Жена была в панике. Надо срочно дать кому-нибудь в военкомате «в лапу», чтобы «отмазать» сына, наседала она на Перевалова. По причине хронического безденежья давать Николаю Федоровичу все равно было нечего, да и не представлял он себя совершенно в роли взяткодателя. И главное – не видел в том необходимости. Нет, конечно, он не враг своему сыну и, кто спорит, лучше бы ему сначала вуз закончить. Но ведь есть же воинская обязанность, есть священный долг – Родину защищать. Сам когда-то его исполнил.

«Какой долг? Какая Родина? – взвилась жена. – Эта жуткая, безобразная, прогнившая страна, где бандит на воре сидит и жуликом погоняет, – Родина? Ее защищать? Да пусть эта свора сама себя защищает!» – «Родину, как и мать, не выбирают», – как прилежный пионер возражал Перевалов и про себя думал: «Если она тяжело больна, не бросать же ее умирать».

Надо сказать, что причины для паники у жены Перевалова были веские. Уж давненько по окраинам их государственного плота то там, то сям зачинали дымиться от постоянных между собой трений суверенные бревна. А кое-где, в особо горячих точках и огонек с пороховым убийственным треском вспыхивал. Ну а в одном уголочке и вообще целый пожар занялся. Двести лет спесивые его обитатели ни перед кем не желали склоняться, а тут, когда ни твердой руки не стало, ни кнута, и вовсе выпряглись. Бросились новые кормчие статус-кво под названием «конституционный порядок» восстанавливать, да не тут-то было – фига уже не в кармане, а перед самым их носом торчала. Оскорбительная такая волосатая фига, провонявшая овечьей шерстью и звериным горским потом. Договориться, пряничком угостить, чтоб успокоились, западло показалось, решили, что кнут надежнее. Забыли только, что и кнут надо уметь держать. А то, неровён час, тебя же твоим кнутом и перетянут. Так оно и вышло. Тем более что дети гор не только по части кнута были большие специалисты. Они и лицедеями оказались отменными. Не дай Бог, их было чуть задеть, даже голосом построжеть! Уж такой концерт с выходом на мировую общественность закатывали, такую трагедию с поруганием прав человека разыгрывали, вышибая праведный гнев и сострадательные слезы у добропорядочного человечества, что даже привычных ко всему циничных кормчих приводили в смятение. Поминутно оглядываясь за «бугор», из-за которого доносились голоса в защиту горских овечек вперемешку с угрозами в адрес их обидчиков, кормчие начинали паниковать, делать глупости. Нашелся и возле кормчих кое-кто, кому весь этот сыр-бор на руку оказался, кто свой темный интерес в нем ловко прятал, с теми же лицедействующими овечками снюхавшись. В конце концов запутавшись окончательно, кормчие решили просто разрубить «гордиев узел». Тем более что ни они, ни их предшественники ничего другого, кроме как пустить юшку, не умели.

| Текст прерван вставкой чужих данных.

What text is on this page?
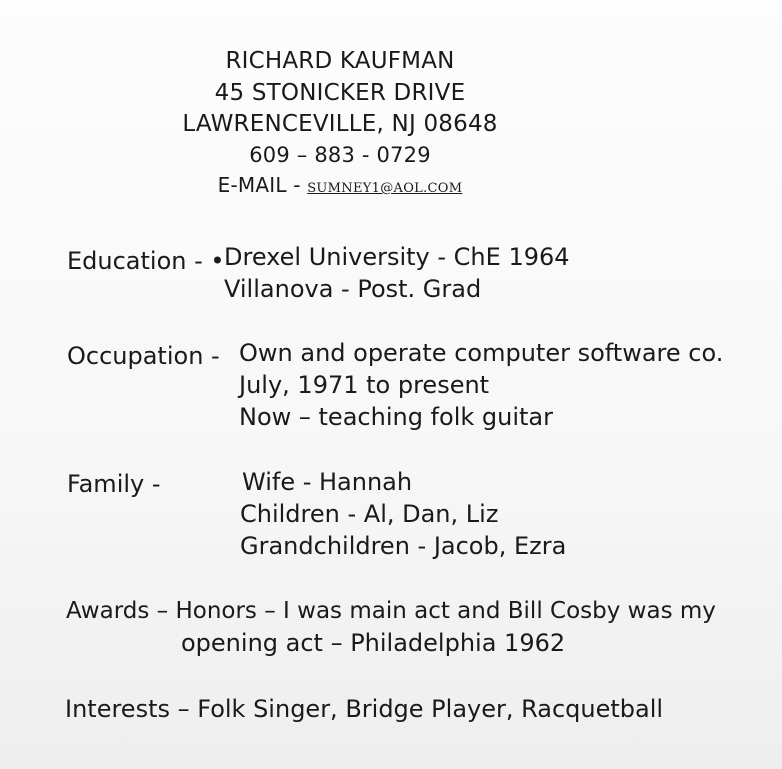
RICHARD KAUFMAN
45 STONICKER DRIVE
LAWRENCEVILLE, NJ 08648
609 – 883 - 0729
E-MAIL - SUMNEY1@AOL.COM
Education - • Drexel University - ChE 1964
Villanova - Post. Grad
Occupation - Own and operate computer software co.
July, 1971 to present
Now – teaching folk guitar
Family -	Wife - Hannah
Children - Al, Dan, Liz
Grandchildren - Jacob, Ezra
Awards – Honors – I was main act and Bill Cosby was my
opening act – Philadelphia 1962
Interests – Folk Singer, Bridge Player, Racquetball
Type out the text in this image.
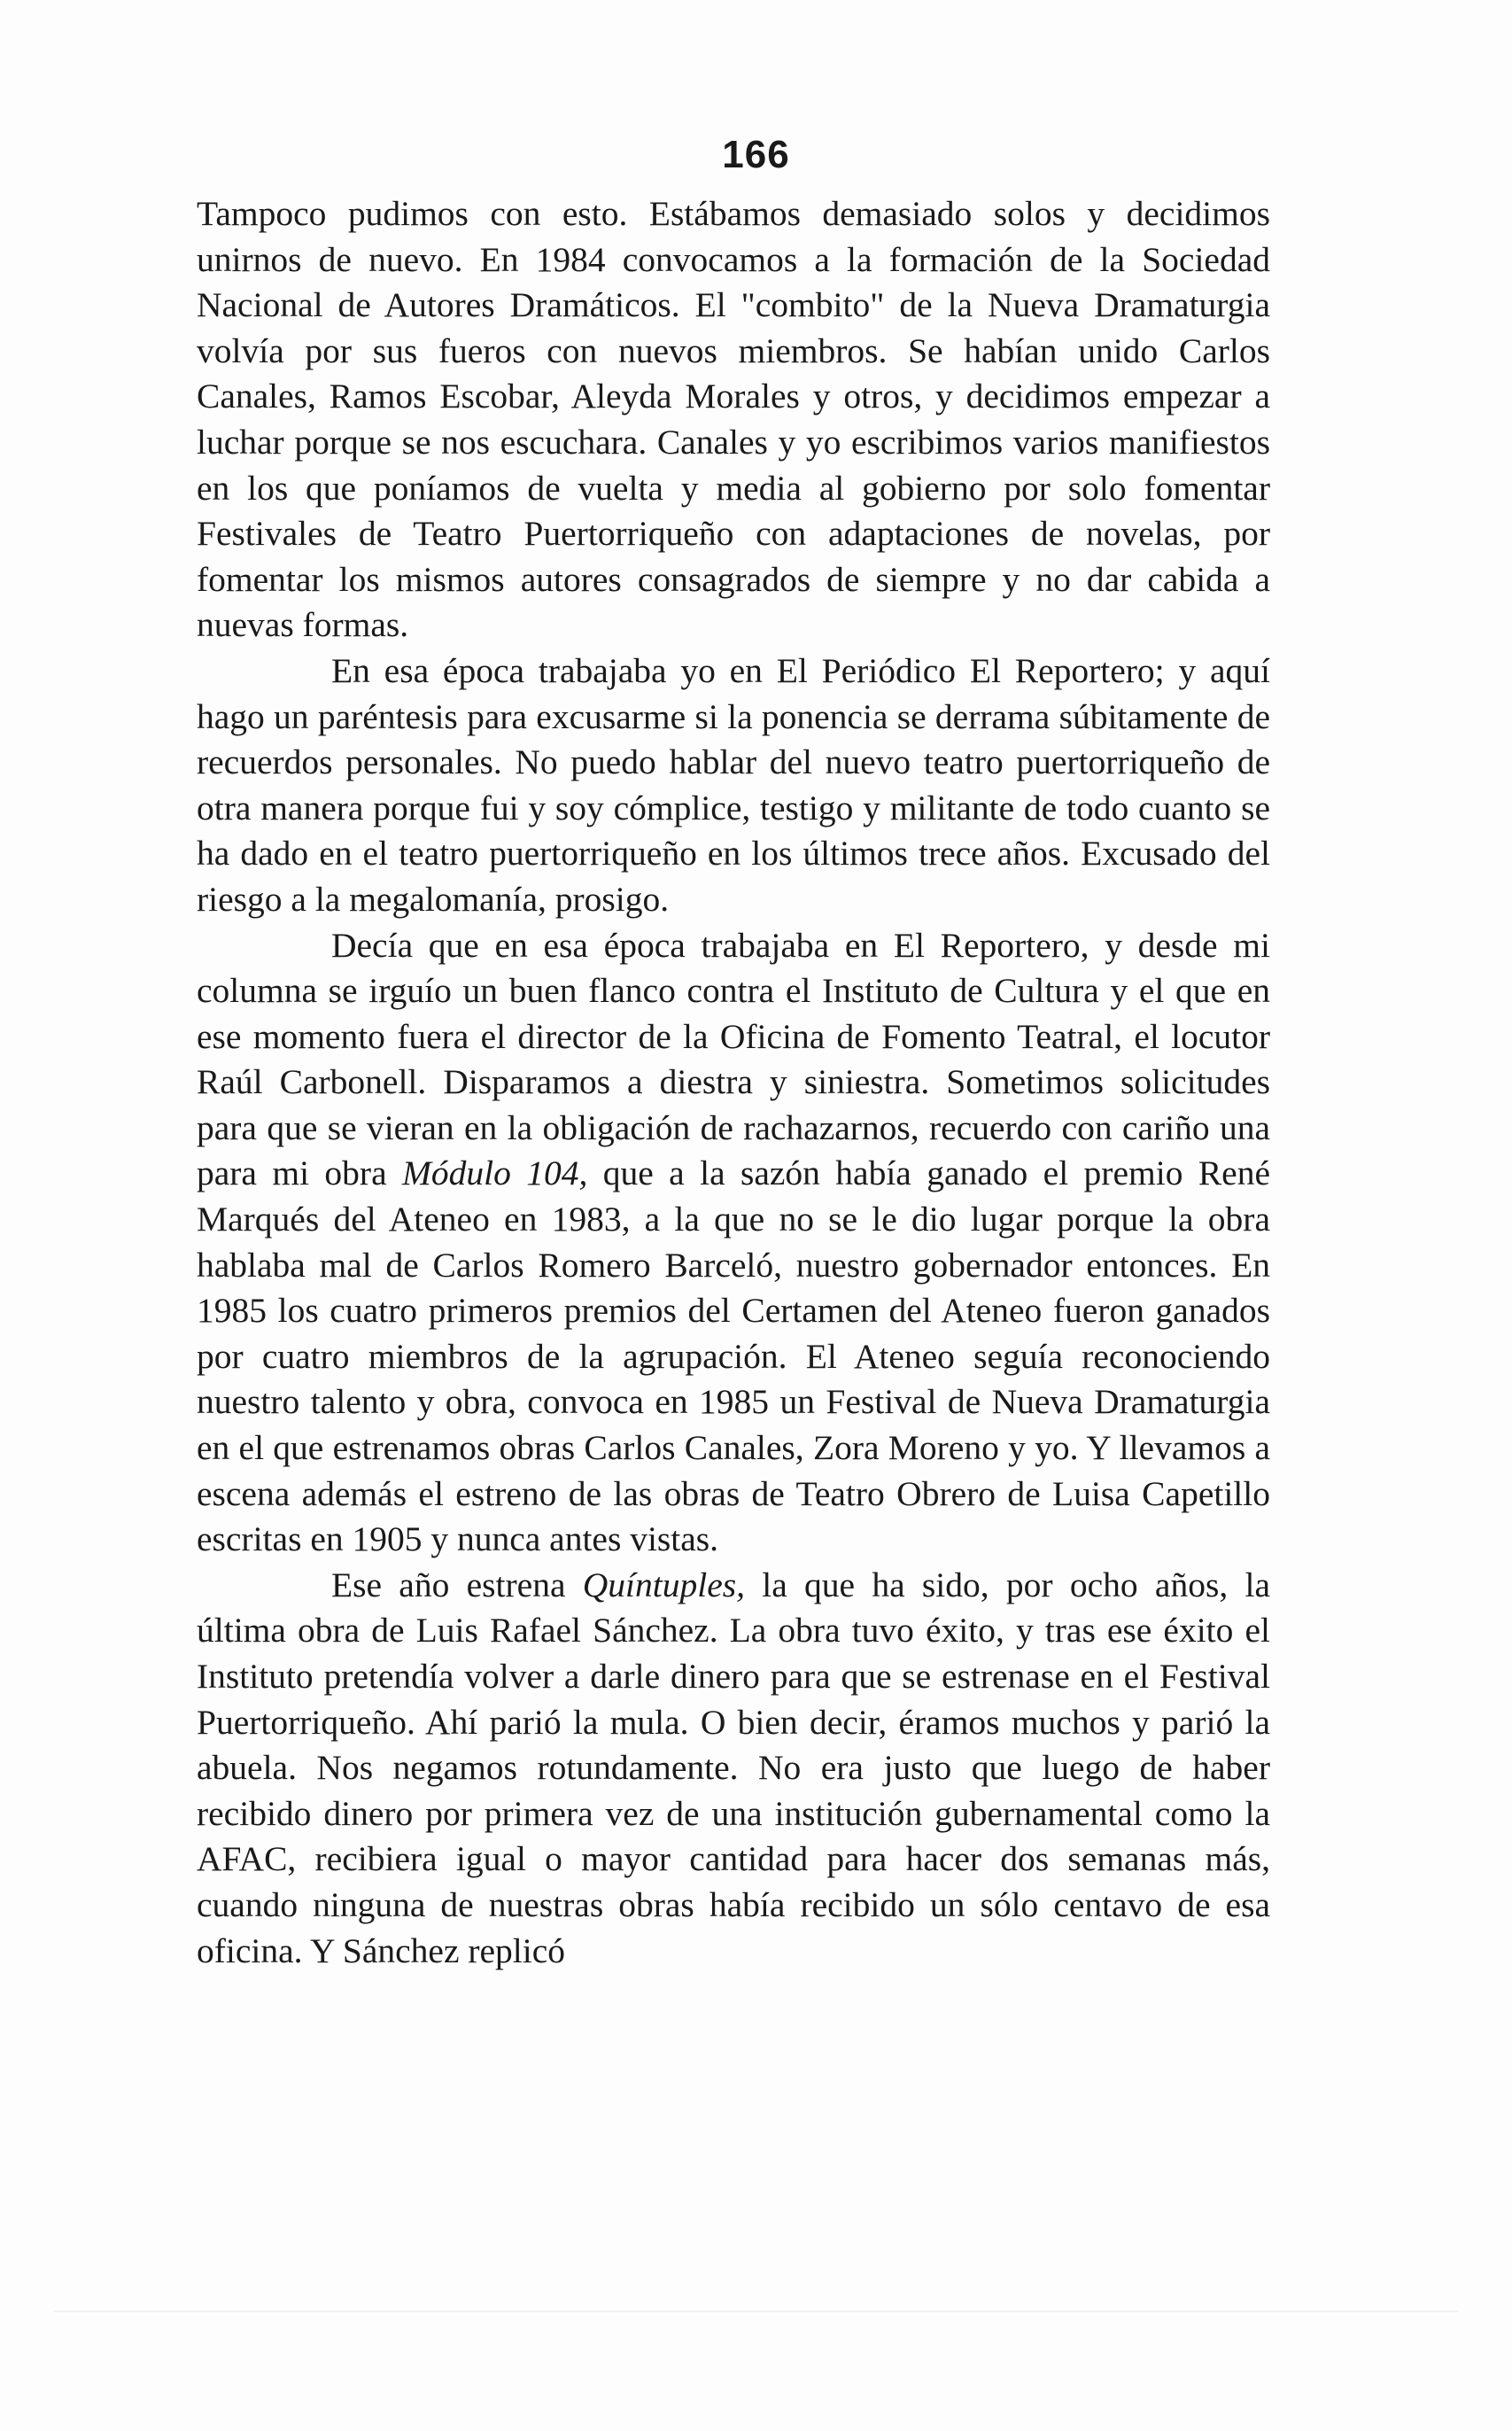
166

Tampoco pudimos con esto. Estábamos demasiado solos y decidimos unirnos de nuevo. En 1984 convocamos a la formación de la Sociedad Nacional de Autores Dramáticos. El "combito" de la Nueva Dramaturgia volvía por sus fueros con nuevos miembros. Se habían unido Carlos Canales, Ramos Escobar, Aleyda Morales y otros, y decidimos empezar a luchar porque se nos escuchara. Canales y yo escribimos varios manifiestos en los que poníamos de vuelta y media al gobierno por solo fomentar Festivales de Teatro Puertorriqueño con adaptaciones de novelas, por fomentar los mismos autores consagrados de siempre y no dar cabida a nuevas formas.

En esa época trabajaba yo en El Periódico El Reportero; y aquí hago un paréntesis para excusarme si la ponencia se derrama súbitamente de recuerdos personales. No puedo hablar del nuevo teatro puertorriqueño de otra manera porque fui y soy cómplice, testigo y militante de todo cuanto se ha dado en el teatro puertorriqueño en los últimos trece años. Excusado del riesgo a la megalomanía, prosigo.

Decía que en esa época trabajaba en El Reportero, y desde mi columna se irguío un buen flanco contra el Instituto de Cultura y el que en ese momento fuera el director de la Oficina de Fomento Teatral, el locutor Raúl Carbonell. Disparamos a diestra y siniestra. Sometimos solicitudes para que se vieran en la obligación de rachazarnos, recuerdo con cariño una para mi obra Módulo 104, que a la sazón había ganado el premio René Marqués del Ateneo en 1983, a la que no se le dio lugar porque la obra hablaba mal de Carlos Romero Barceló, nuestro gobernador entonces. En 1985 los cuatro primeros premios del Certamen del Ateneo fueron ganados por cuatro miembros de la agrupación. El Ateneo seguía reconociendo nuestro talento y obra, convoca en 1985 un Festival de Nueva Dramaturgia en el que estrenamos obras Carlos Canales, Zora Moreno y yo. Y llevamos a escena además el estreno de las obras de Teatro Obrero de Luisa Capetillo escritas en 1905 y nunca antes vistas.

Ese año estrena Quíntuples, la que ha sido, por ocho años, la última obra de Luis Rafael Sánchez. La obra tuvo éxito, y tras ese éxito el Instituto pretendía volver a darle dinero para que se estrenase en el Festival Puertorriqueño. Ahí parió la mula. O bien decir, éramos muchos y parió la abuela. Nos negamos rotundamente. No era justo que luego de haber recibido dinero por primera vez de una institución gubernamental como la AFAC, recibiera igual o mayor cantidad para hacer dos semanas más, cuando ninguna de nuestras obras había recibido un sólo centavo de esa oficina. Y Sánchez replicó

На памяти Перевалова такая «рубка», когда при нехватке нормальных аргументов, в ход шел бронетанковый меч, была не первая. Но, помнил Перевалов, он тоже не всегда помогал. А в соседней горной стране, куда однажды обрушался во исполнение интернационального долга этот меч-кладенец, и вовсе конфуз получился. Как обрушился, так и застрял среди камней ядовитых. Кое-как его, зазубренный, ободранный и выщербленный, назад выдернули.

И вот – снова за рыбу гроши и тем же самым по тому же месту!.. Бравый, но без печати интеллекта на челе, генерал, только что занявший кресло министра обороны, взялся уверять телезрителей, что никакой горской проблемы не существует вовсе и что ему для ее решения достаточно полка воздушно-десантных войск и пары часов времени. Но прошла неделя, вторая, третья и оказалось, что военный коготок чем дальше, тем основательнее увязает в теснине мстительных гор, и вот уже рота за ротой, батальон за батальоном, бросаемые в это гиблое место, словно в заколдованном болоте бесследно пропадают.

Все чаще стали сообщать о погибших. Войну никто не объявлял, а счет их шел уже не на десятки, на сотни. И как тут было Перевалову, и его жене не опасаться, что сын их не окажется там, как не бояться, что будет убит, ранен или станет горским рабом, что не отрежут ему уши, пальцы, а то и голову, как нередко водится у этого народа-зверя…

Не дождавшись от Николая Федоровича решительных действий, жена Перевалова взяла инициативу в свои руки. Где, по каким кабинетам она бегала, с кем и о чем говорила-договаривалась, чего давала-обещала (личные-то сбережения после эпопеи с пирамидой были у нее на нуле), Перевалов не знал, но однажды, когда до отправки сына оставались считаные дни, сияющая супруга объявила ему, что куда-куда, но т у д а их сынуля точно не попадет. Это ей твердо пообещали. И с победным презрением – эх, ты, тюфячок, рохля, никчемный человечек! – посмотрела на мужа.

Поначалу обещания действительно сбывались. Горская язва кровоточила в западной стороне, а эшелон с новобранцами, среди которых был и их сын, ушел далеко на восток, к Великому океану, куда, казалось, никакая война не дотянется.

Но и полгода не прошло, как письма от сына стали приходить именно оттуда, с запада. Всего и было их два-три, где он сообщал, что вокруг высокие красивые горы со снежными вершинами и черные, как вороны, гортанно-крикливые, высокомерные и злые, готовые даже взглядом убить, аборигены.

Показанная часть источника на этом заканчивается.